In regular expressions, matching any character may actually cause many problems on the Internet, but you can study it more. Today, I want to use a regular expression in Java to obtain any character in a piece of text. Therefore, you can write the following matching rules at will:
(.*)
After the result is run, the text after the line break cannot be obtained. So I checked the manual and found that in the regular expression, "." (dot symbol) matches all characters except the linefeed "\ n. At the same time, there is another sentence in the manual: to match any character including '\ n', please use a pattern like' [. \ n. So I modified the regular expression matching rules as follows:
([. \ N] *) of course, if it is written directly in a java program, you need to change it to ([. \ n] *)

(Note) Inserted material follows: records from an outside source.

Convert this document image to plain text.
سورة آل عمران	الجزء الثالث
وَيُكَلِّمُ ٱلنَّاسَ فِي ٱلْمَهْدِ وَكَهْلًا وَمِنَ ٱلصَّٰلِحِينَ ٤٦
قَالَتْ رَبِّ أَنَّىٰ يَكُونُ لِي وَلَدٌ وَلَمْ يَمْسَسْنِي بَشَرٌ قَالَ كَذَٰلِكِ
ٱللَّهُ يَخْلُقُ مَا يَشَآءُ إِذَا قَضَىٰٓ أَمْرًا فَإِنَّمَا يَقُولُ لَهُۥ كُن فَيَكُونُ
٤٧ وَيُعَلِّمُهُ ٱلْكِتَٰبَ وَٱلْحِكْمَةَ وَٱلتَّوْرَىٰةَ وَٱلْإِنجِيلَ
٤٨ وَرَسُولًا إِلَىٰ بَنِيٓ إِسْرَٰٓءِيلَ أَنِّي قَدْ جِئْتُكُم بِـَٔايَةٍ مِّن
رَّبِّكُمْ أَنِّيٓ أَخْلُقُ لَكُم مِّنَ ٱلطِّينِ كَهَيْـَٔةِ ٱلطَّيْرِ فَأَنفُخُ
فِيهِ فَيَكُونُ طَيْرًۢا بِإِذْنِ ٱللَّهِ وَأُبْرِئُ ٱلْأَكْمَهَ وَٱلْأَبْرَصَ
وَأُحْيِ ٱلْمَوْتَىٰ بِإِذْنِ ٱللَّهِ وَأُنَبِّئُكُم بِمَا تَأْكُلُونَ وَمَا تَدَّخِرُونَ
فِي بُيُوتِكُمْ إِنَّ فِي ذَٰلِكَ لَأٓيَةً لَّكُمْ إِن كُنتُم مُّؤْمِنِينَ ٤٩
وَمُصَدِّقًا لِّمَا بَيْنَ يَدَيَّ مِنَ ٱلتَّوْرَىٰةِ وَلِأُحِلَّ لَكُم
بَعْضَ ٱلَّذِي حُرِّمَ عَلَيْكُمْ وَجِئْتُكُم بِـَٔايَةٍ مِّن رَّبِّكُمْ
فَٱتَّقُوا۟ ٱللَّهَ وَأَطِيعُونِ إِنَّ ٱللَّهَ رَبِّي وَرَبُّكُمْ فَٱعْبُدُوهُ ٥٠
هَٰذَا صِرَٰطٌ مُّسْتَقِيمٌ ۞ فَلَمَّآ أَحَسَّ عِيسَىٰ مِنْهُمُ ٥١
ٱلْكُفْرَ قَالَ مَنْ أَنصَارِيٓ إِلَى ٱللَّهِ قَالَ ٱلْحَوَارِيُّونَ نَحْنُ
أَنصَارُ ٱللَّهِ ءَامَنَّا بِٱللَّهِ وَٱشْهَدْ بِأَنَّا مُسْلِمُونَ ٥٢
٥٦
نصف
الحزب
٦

The result is that the program is run again and no content can be obtained. I was puzzled and changed it to the following rules:
([. | \ N] *) and ([\ n.] *)
The result still does not work, and nothing can be obtained. It seems that the dot and line break are busy ~
Then I checked the Internet. although I didn't find out what the above rule was, I found a solution. after a try, I could indeed match any character including line breaks, the following are the correct regular expression matching rules:
([\ S \ S] *)
You can also use "([\ d \ D] *)" and "([\ w \ W.
In a text file, this expression can match all English letters.
/[-~] /
This expression can match all non-English characters (such as Chinese)
/[^-~] /
/Is used in VI. you do not need it in editplus or program/
For more articles about how to use regular expressions to match any character (including line breaks), refer to PHP!